In questo periodo non posso dedicarmi al vino e scriverne come vorrei perché assorbita da problemi legati all’assistenza di mia madre, invalida grave: le solite faccende di cura che ricadono inesorabilmente su noi donne. Scrivere di vino, per me, come per chiunque lo faccia con cognizione di causa, significa avere tempo per documentarmi, approfondire, confrontare, riflettere oltre che degustare: non riuscendo a fare tutto questo, con rammarico rinvio l’attività a tempi migliori, ma nell’attesa mi dispero.
In questo stato di abissale frustrazione mi imbatto nel caso di due signore che, con account Instagram di successo, “parlano” di vino in modo molto sbrigativo e per immagini, come Instagram impone: immagini di bottiglie, certo, ma accompagnate, quasi sempre, da primi piani di scollature delle signore e/o atteggiamenti svenevoli e ammiccanti delle stesse. Le signore, o signorine, sono delle influencers di successo, con migliaia di followers…oh yes!
Che si fosse trattato di vino, di batterie di pentole o di aspirapolveri, l’approccio delle nostre, per come concepiscono la comunicazione, sarebbe stato il medesimo: peccato che sul vino ci sarebbe molto di più da esprimere con parole, racconti e immagini.
Le mie proteste per lo scarso spazio concesso alla critica enologica femminile, le mie rivendicazioni nei confronti di un maggior peso del pensiero femminile sul dibattito attorno al vino, la mia rabbia per vedere ignorate le voci femminili in contesti in cui si parla di vino, si sfracellano contro queste scorciatoie comunicative che in un sol colpo vanificano battaglie storiche contro stereotipi sessisti e misogini e contro i pregiudizi sull’autorevolezza delle donne a discettare i vino.

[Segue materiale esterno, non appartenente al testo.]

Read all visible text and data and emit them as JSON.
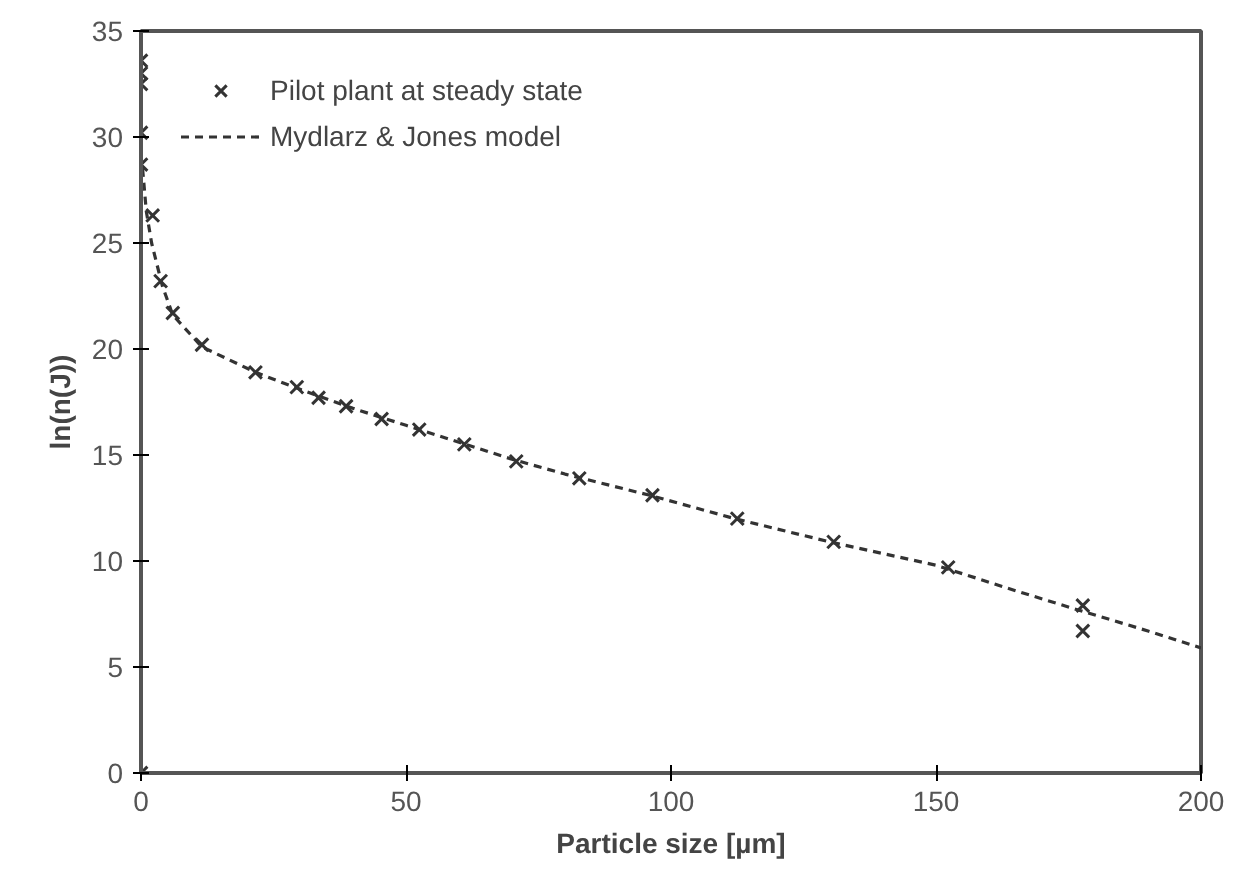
{
  "chart_data": {
    "type": "scatter",
    "xlabel": "Particle size [µm]",
    "ylabel": "ln(n(J))",
    "xlim": [
      0,
      200
    ],
    "ylim": [
      0,
      35
    ],
    "xticks": [
      0,
      50,
      100,
      150,
      200
    ],
    "yticks": [
      0,
      5,
      10,
      15,
      20,
      25,
      30,
      35
    ],
    "grid": false,
    "legend": "top left",
    "series": [
      {
        "name": "Pilot plant at steady state",
        "marker": "cross",
        "color": "#333333",
        "x": [
          0,
          0,
          0,
          0,
          0,
          0,
          2.2,
          3.7,
          6,
          11.5,
          21.6,
          29.4,
          33.5,
          38.7,
          45.4,
          52.5,
          61,
          70.8,
          82.7,
          96.5,
          112.5,
          130.7,
          152.3,
          177.7,
          177.7
        ],
        "values": [
          33.6,
          33.0,
          32.5,
          30.2,
          28.7,
          0,
          26.3,
          23.2,
          21.7,
          20.2,
          18.9,
          18.2,
          17.7,
          17.3,
          16.7,
          16.2,
          15.5,
          14.7,
          13.9,
          13.1,
          12.0,
          10.9,
          9.7,
          7.9,
          6.7
        ]
      },
      {
        "name": "Mydlarz & Jones model",
        "type": "line",
        "line_style": "dashed",
        "color": "#333333",
        "x": [
          0.3,
          1,
          2,
          4,
          6,
          11.5,
          21.6,
          30,
          40,
          50,
          60,
          70,
          80,
          96,
          112,
          130,
          150,
          165,
          178,
          190,
          200
        ],
        "values": [
          28.5,
          26.5,
          25,
          23,
          21.6,
          20.1,
          18.9,
          18.1,
          17.2,
          16.4,
          15.6,
          14.8,
          14.1,
          13.1,
          12.0,
          10.9,
          9.8,
          8.6,
          7.6,
          6.7,
          5.9
        ]
      }
    ]
  }
}
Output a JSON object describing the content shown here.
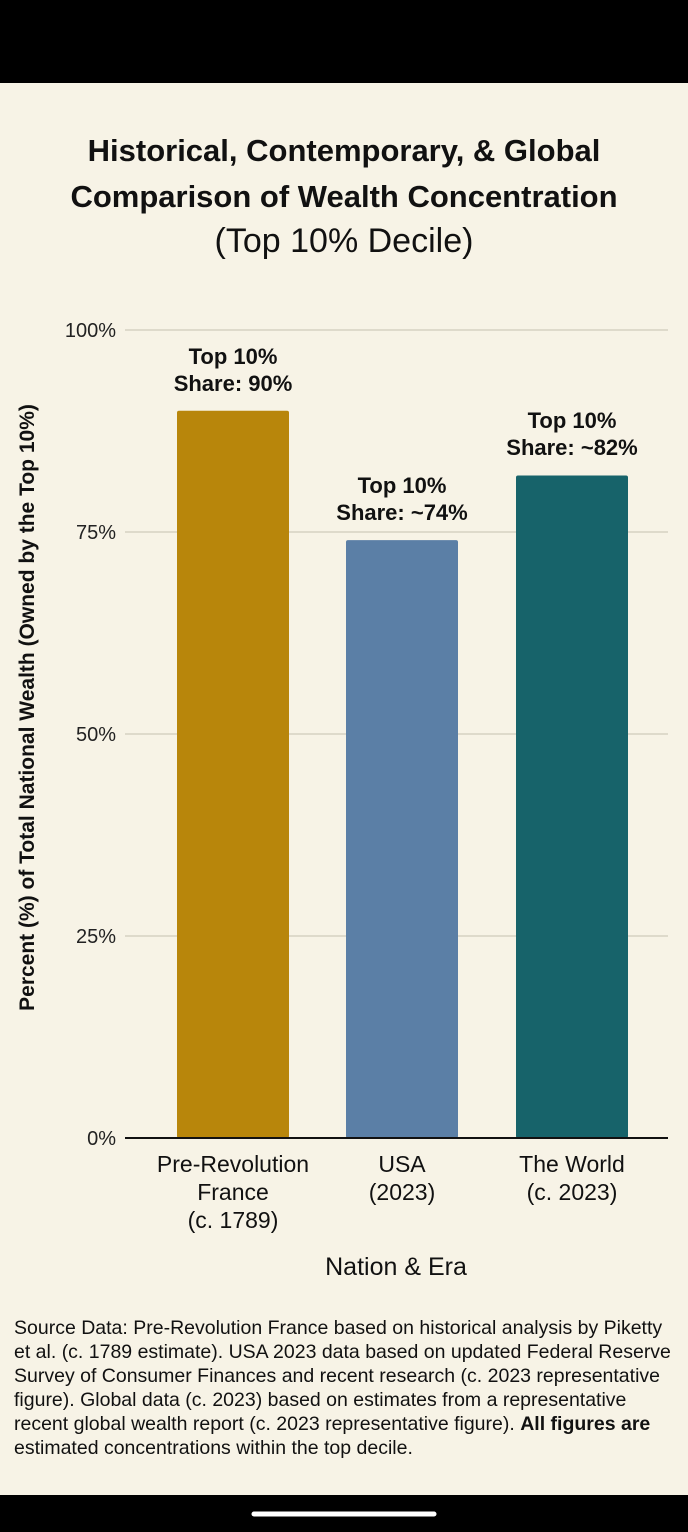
{
  "chart_data": {
    "type": "bar",
    "title": "Historical, Contemporary, & Global\nComparison of Wealth Concentration",
    "subtitle": "(Top 10% Decile)",
    "ylabel": "Percent (%) of Total National Wealth (Owned by the Top 10%)",
    "xlabel": "Nation & Era",
    "categories": [
      "Pre-Revolution\nFrance\n(c. 1789)",
      "USA\n(2023)",
      "The World\n(c. 2023)"
    ],
    "values": [
      90,
      74,
      82
    ],
    "value_labels": [
      "Top 10%\nShare: 90%",
      "Top 10%\nShare: ~74%",
      "Top 10%\nShare: ~82%"
    ],
    "colors": [
      "#b8860b",
      "#5b7fa6",
      "#17636a"
    ],
    "ylim": [
      0,
      100
    ],
    "yticks": [
      {
        "value": 0,
        "label": "0%"
      },
      {
        "value": 25,
        "label": "25%"
      },
      {
        "value": 50,
        "label": "50%"
      },
      {
        "value": 75,
        "label": "75%"
      },
      {
        "value": 100,
        "label": "100%"
      }
    ],
    "grid": true,
    "footnote": {
      "before": "Source Data: Pre-Revolution France based on historical analysis by Piketty et al. (c. 1789 estimate). USA 2023 data based on updated Federal Reserve Survey of Consumer Finances and recent research (c. 2023 representative figure). Global data (c. 2023) based on estimates from a representative recent global wealth report (c. 2023 representative figure). ",
      "emphasis": "All figures are",
      "after": " estimated concentrations within the top decile."
    }
  }
}
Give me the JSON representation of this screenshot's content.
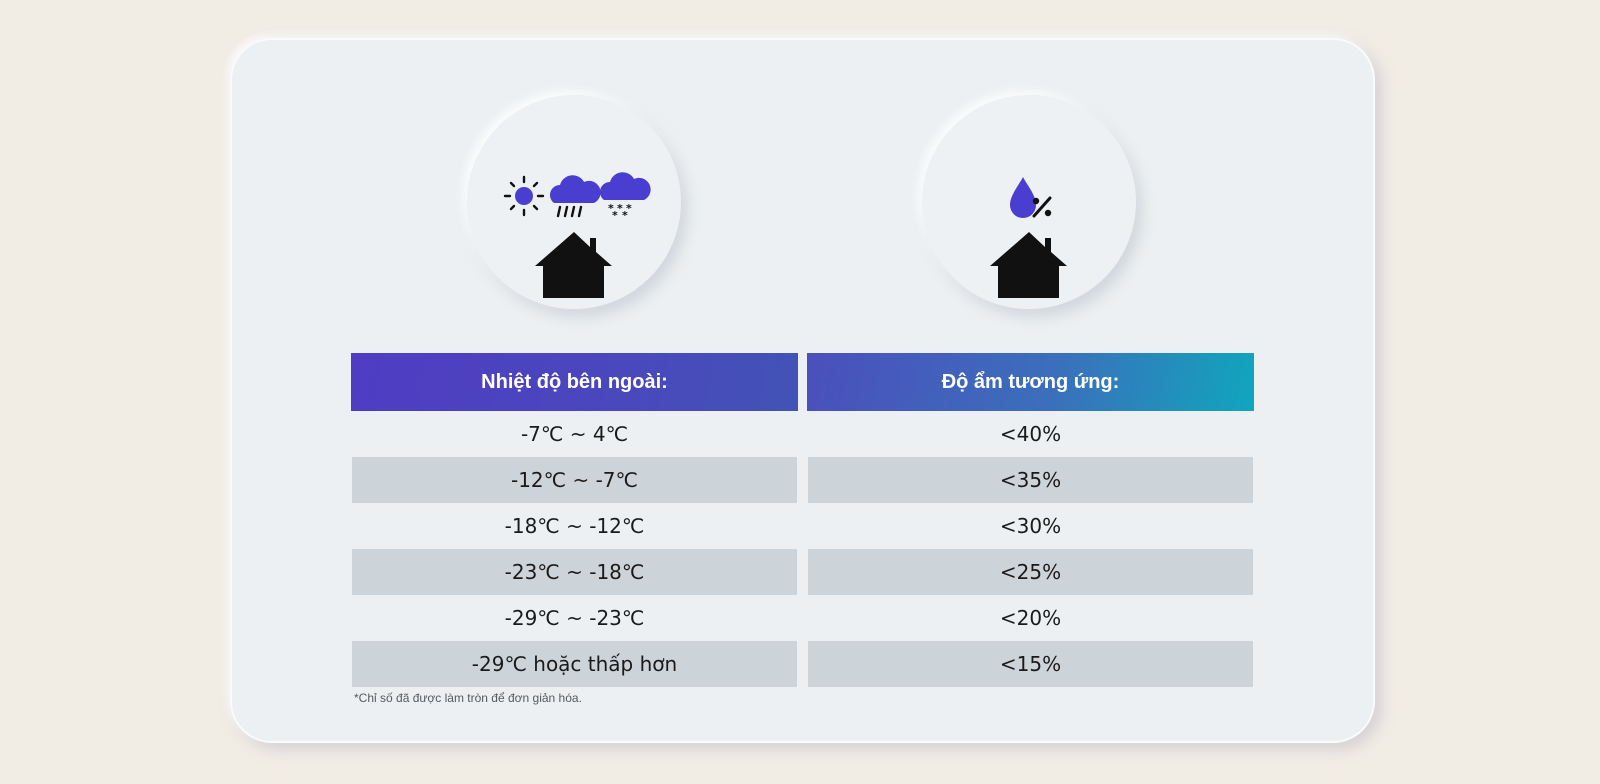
{
  "table": {
    "header_left": "Nhiệt độ bên ngoài:",
    "header_right": "Độ ẩm tương ứng:",
    "rows": [
      {
        "temperature": "-7℃ ~ 4℃",
        "humidity": "<40%"
      },
      {
        "temperature": "-12℃ ~ -7℃",
        "humidity": "<35%"
      },
      {
        "temperature": "-18℃ ~ -12℃",
        "humidity": "<30%"
      },
      {
        "temperature": "-23℃ ~ -18℃",
        "humidity": "<25%"
      },
      {
        "temperature": "-29℃ ~ -23℃",
        "humidity": "<20%"
      },
      {
        "temperature": "-29℃ hoặc thấp hơn",
        "humidity": "<15%"
      }
    ]
  },
  "footnote": "*Chỉ số đã được làm tròn để đơn giản hóa.",
  "icons": {
    "left": [
      "sun-icon",
      "rain-cloud-icon",
      "snow-cloud-icon",
      "house-icon"
    ],
    "right": [
      "humidity-drop-percent-icon",
      "house-icon"
    ]
  },
  "colors": {
    "background": "#f1ece4",
    "card": "#ecf0f2",
    "accent_purple": "#4f3cc3",
    "accent_teal": "#10a6bd",
    "row_shade": "#cdd4d9",
    "icon_blue": "#4a3ed0"
  }
}
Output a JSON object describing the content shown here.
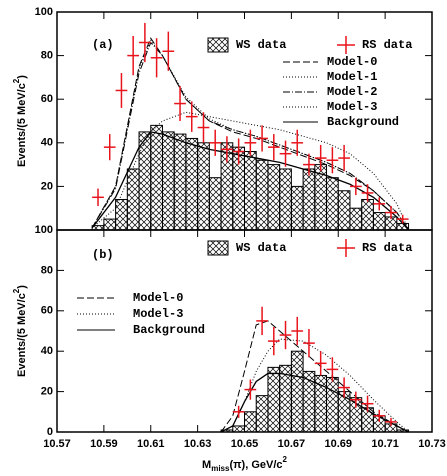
{
  "chart_data": [
    {
      "type": "histogram",
      "panel_label": "(a)",
      "ylabel": {
        "main": "Events/(5 MeV/c",
        "sup": "2",
        "end": ")"
      },
      "xlim": [
        10.57,
        10.73
      ],
      "ylim": [
        0,
        100
      ],
      "yticks": [
        20,
        40,
        60,
        80,
        100
      ],
      "xticks": [
        10.57,
        10.59,
        10.61,
        10.63,
        10.65,
        10.67,
        10.69,
        10.71,
        10.73
      ],
      "ws": {
        "name": "WS data",
        "bins": [
          10.585,
          10.59,
          10.595,
          10.6,
          10.605,
          10.61,
          10.615,
          10.62,
          10.625,
          10.63,
          10.635,
          10.64,
          10.645,
          10.65,
          10.655,
          10.66,
          10.665,
          10.67,
          10.675,
          10.68,
          10.685,
          10.69,
          10.695,
          10.7,
          10.705,
          10.71,
          10.715,
          10.72
        ],
        "counts": [
          2,
          5,
          14,
          28,
          45,
          48,
          45,
          44,
          42,
          40,
          24,
          40,
          38,
          36,
          32,
          30,
          28,
          20,
          28,
          30,
          24,
          18,
          10,
          14,
          8,
          6,
          3
        ]
      },
      "rs": {
        "name": "RS data",
        "color": "#e8141c",
        "x": [
          10.5875,
          10.5925,
          10.5975,
          10.6025,
          10.6075,
          10.6125,
          10.6175,
          10.6225,
          10.6275,
          10.6325,
          10.6375,
          10.6425,
          10.6475,
          10.6525,
          10.6575,
          10.6625,
          10.6675,
          10.6725,
          10.6775,
          10.6825,
          10.6875,
          10.6925,
          10.6975,
          10.7025,
          10.7075,
          10.7125,
          10.7175
        ],
        "values": [
          15,
          38,
          64,
          80,
          86,
          79,
          82,
          58,
          52,
          47,
          40,
          37,
          36,
          40,
          42,
          38,
          35,
          40,
          30,
          33,
          32,
          33,
          20,
          17,
          12,
          8,
          5
        ],
        "errors": [
          4,
          6,
          8,
          9,
          9,
          9,
          9,
          8,
          7,
          7,
          6,
          6,
          6,
          6,
          6,
          6,
          6,
          6,
          5,
          6,
          6,
          6,
          4,
          4,
          3,
          3,
          2
        ]
      },
      "curve_x": [
        10.585,
        10.595,
        10.605,
        10.61,
        10.615,
        10.625,
        10.635,
        10.645,
        10.655,
        10.665,
        10.675,
        10.685,
        10.695,
        10.705,
        10.715,
        10.72
      ],
      "series": [
        {
          "name": "Model-0",
          "style": "dashed",
          "values": [
            1,
            20,
            75,
            88,
            80,
            60,
            50,
            45,
            42,
            38,
            34,
            30,
            25,
            18,
            8,
            0
          ]
        },
        {
          "name": "Model-1",
          "style": "dotted",
          "values": [
            1,
            20,
            74,
            87,
            80,
            61,
            51,
            46,
            43,
            39,
            35,
            31,
            26,
            18,
            8,
            0
          ]
        },
        {
          "name": "Model-2",
          "style": "dashdot",
          "values": [
            1,
            19,
            72,
            86,
            80,
            60,
            50,
            46,
            43,
            39,
            35,
            31,
            26,
            18,
            8,
            0
          ]
        },
        {
          "name": "Model-3",
          "style": "dotted",
          "values": [
            1,
            10,
            35,
            45,
            50,
            54,
            52,
            50,
            48,
            46,
            43,
            40,
            35,
            26,
            12,
            0
          ]
        },
        {
          "name": "Background",
          "style": "solid",
          "values": [
            1,
            15,
            38,
            45,
            44,
            40,
            37,
            35,
            33,
            31,
            28,
            25,
            21,
            15,
            6,
            0
          ]
        }
      ]
    },
    {
      "type": "histogram",
      "panel_label": "(b)",
      "ylabel": {
        "main": "Events/(5 MeV/c",
        "sup": "2",
        "end": ")"
      },
      "xlabel": {
        "main": "M",
        "sub": "miss",
        "rest": "(π), GeV/c",
        "sup": "2"
      },
      "xlim": [
        10.57,
        10.73
      ],
      "ylim": [
        0,
        100
      ],
      "yticks": [
        0,
        20,
        40,
        60,
        80,
        100
      ],
      "xticks": [
        10.57,
        10.59,
        10.61,
        10.63,
        10.65,
        10.67,
        10.69,
        10.71,
        10.73
      ],
      "ws": {
        "name": "WS data",
        "bins": [
          10.64,
          10.645,
          10.65,
          10.655,
          10.66,
          10.665,
          10.67,
          10.675,
          10.68,
          10.685,
          10.69,
          10.695,
          10.7,
          10.705,
          10.71,
          10.715,
          10.72
        ],
        "counts": [
          1,
          3,
          10,
          18,
          32,
          33,
          40,
          30,
          28,
          27,
          20,
          17,
          12,
          8,
          4,
          1
        ]
      },
      "rs": {
        "name": "RS data",
        "color": "#e8141c",
        "x": [
          10.6475,
          10.6525,
          10.6575,
          10.6625,
          10.6675,
          10.6725,
          10.6775,
          10.6825,
          10.6875,
          10.6925,
          10.6975,
          10.7025,
          10.7075,
          10.7125
        ],
        "values": [
          10,
          21,
          55,
          45,
          48,
          50,
          44,
          34,
          31,
          22,
          16,
          14,
          8,
          5
        ],
        "errors": [
          3,
          5,
          7,
          7,
          7,
          7,
          7,
          6,
          6,
          5,
          4,
          4,
          3,
          2
        ]
      },
      "curve_x": [
        10.64,
        10.645,
        10.65,
        10.655,
        10.66,
        10.665,
        10.675,
        10.685,
        10.695,
        10.705,
        10.715,
        10.72
      ],
      "series": [
        {
          "name": "Model-0",
          "style": "dashed",
          "values": [
            0,
            8,
            30,
            53,
            55,
            50,
            40,
            30,
            20,
            10,
            3,
            0
          ]
        },
        {
          "name": "Model-3",
          "style": "dotted",
          "values": [
            0,
            3,
            15,
            30,
            40,
            46,
            45,
            38,
            28,
            16,
            5,
            0
          ]
        },
        {
          "name": "Background",
          "style": "solid",
          "values": [
            0,
            3,
            15,
            25,
            29,
            29,
            27,
            22,
            16,
            9,
            3,
            0
          ]
        }
      ]
    }
  ]
}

Più in generale, in un sol colpo si fa beffe di chi parla e scrive di vino con serietà e volontà di approfondire, uomini o donne che siano, ma anche di chi fa il vino con pari scrupolo e dedizione (le aziende sponsorizzate sono consapevoli di esserlo? Sanno di essere usate per incrementare i like delle due Instagramers?)
Le influencers battono inesorabilmente le blogger: i dati parlano chiaro.
Le signore sono sommelier titolate, ma non me ne vogliano se sollevo dubbi sulle modalità con cui tal titolo è stato loro conferito perché il social style delle medesime è il primo loro detrattore: facilmente si insinua il dubbio che chi adotta certe facili strategie di consenso e approvazione, le adotti sempre.
In ultimo mi sorprendono, se possibile ancor di più, i like che costoro ricevono da molte donne, anche donne che di vino disquisiscono in termini di sostanza. Perché? Sono la prima a riconoscere il diritto di ciascuna di disporre con libertà del proprio corpo: se le signore avessero esposto le loro anatomie nascoste al solo scopo di sponsorizzare le stesse non avrei avuto nulla da eccepire (certo, ugualmente non sarei stata una loro follower); ma in questo caso c’è una strumentalizzazione furba, calcolatrice e dannosa per tutte noi, che è identica a quella di quei cartelloni pubblicitari che giustamente ci indignano, in cui il corpo femminile è piazzato come esca per promuovere la qualunque.
La mia frustrazione cresce, non so la vostra.